The Mayo and Donegal Gaeltacht areas each reported a fall in speakers in the 2022 Census.
The Mayo Gaeltacht saw a fall in the numbers of Irish speakers from 6,121 in 2016 to 5,956 in 2022. In Donegal, 15,549 individuals reported as Irish speakers in 2022, compared to 15,879 in 2016.
Other Gaeltacht areas recorded overall increases in the number of Irish speakers. In Co Galway Gaeltacht areas, 24,234 individuals reported speaking Irish in 2022, an increase on 23,550 in 2016. In Galway City Gaeltacht areas, 7,751 individuals reported speaking Irish in 2022, an increase on 7,020 in 2016.
The Co Kerry Gaeltacht recorded a slight increase in Irish speakers, with 6,068 reporting in 2022, up from 5,874 in 2016.
The Meath and Waterford Gaeltacht areas also recorded increases in the number of speakers, with Meath reporting 1,179 speakers against 1,062 in 2016 and Waterford reporting 1,473 against 1,286 in 2016.
The number of individuals in Dublin who reported being able to speak Irish increased from 431,413 in 2016 to 467,679 in 2022.
Within this group 16,440 people said they spoke Irish daily while 29,624 individuals spoke Irish weekly.

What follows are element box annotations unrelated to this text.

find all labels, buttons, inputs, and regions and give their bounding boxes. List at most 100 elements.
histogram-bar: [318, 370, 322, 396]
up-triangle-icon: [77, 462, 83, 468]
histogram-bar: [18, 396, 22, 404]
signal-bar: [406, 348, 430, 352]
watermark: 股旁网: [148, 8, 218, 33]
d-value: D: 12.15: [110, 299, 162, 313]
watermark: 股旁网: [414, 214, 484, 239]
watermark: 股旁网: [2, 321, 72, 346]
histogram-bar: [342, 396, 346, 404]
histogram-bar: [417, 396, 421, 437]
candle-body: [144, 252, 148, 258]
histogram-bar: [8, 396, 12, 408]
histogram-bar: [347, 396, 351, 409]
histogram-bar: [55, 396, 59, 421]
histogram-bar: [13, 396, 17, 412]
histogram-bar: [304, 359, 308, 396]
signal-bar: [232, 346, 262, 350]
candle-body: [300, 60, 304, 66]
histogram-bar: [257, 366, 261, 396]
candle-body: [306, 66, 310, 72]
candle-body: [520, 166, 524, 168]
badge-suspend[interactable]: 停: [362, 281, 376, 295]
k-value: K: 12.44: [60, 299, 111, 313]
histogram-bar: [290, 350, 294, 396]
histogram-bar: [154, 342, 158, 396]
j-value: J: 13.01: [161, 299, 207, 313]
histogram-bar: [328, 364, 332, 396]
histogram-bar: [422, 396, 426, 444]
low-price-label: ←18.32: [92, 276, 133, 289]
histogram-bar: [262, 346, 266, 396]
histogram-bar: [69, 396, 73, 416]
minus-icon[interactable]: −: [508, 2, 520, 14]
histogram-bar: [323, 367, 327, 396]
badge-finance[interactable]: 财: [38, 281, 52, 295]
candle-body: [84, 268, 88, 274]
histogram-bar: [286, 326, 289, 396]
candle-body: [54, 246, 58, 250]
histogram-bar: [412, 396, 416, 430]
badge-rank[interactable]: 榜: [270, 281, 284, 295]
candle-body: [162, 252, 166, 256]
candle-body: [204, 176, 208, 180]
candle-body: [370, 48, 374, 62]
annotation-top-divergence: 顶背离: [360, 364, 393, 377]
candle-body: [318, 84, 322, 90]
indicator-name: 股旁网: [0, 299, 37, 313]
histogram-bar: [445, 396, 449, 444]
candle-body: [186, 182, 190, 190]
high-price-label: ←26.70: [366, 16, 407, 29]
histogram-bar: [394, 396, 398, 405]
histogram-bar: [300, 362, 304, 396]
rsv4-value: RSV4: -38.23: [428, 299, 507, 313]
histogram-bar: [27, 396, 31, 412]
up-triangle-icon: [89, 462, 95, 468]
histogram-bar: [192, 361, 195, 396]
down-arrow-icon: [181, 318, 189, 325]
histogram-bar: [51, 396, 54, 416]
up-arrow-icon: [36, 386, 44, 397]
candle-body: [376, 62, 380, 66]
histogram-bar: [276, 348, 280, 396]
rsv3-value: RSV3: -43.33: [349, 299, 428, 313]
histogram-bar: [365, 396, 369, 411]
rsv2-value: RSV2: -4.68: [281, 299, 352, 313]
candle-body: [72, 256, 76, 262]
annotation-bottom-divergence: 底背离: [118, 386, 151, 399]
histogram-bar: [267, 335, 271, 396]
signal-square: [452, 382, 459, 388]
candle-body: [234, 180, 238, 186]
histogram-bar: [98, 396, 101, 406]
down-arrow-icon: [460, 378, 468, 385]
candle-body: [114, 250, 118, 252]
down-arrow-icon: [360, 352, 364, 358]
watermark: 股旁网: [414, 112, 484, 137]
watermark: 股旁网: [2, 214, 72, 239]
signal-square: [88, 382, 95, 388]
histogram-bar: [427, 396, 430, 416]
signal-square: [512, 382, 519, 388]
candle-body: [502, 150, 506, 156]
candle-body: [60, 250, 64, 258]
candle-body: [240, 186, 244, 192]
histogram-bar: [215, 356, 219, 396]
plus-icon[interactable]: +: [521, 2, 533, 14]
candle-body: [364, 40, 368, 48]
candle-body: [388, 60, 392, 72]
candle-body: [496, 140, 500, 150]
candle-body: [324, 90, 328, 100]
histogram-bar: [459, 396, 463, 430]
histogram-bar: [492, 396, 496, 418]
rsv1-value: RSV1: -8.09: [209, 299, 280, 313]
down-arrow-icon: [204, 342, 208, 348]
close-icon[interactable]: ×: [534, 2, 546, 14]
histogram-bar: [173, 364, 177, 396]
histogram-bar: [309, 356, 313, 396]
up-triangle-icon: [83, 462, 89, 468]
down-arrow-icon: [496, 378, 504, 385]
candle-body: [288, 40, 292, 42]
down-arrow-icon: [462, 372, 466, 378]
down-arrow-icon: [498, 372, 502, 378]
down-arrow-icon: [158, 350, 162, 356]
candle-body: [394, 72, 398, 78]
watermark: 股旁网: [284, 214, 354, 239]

The number of people who stated in 2022 that they could speak Irish in Galway was 121,930 compared with 115,389 in 2016. Within this figure, 13,507 said they spoke Irish daily while 9,182 spoke Irish weekly.
Irish speakers in Cork numbered 238,226 in 2022 compared with 224,139 in 2016. Within this figure, 6,906 said they spoke Irish daily while 14,424 spoke Irish weekly
More data relating to the Irish language will be released by the CSO in December.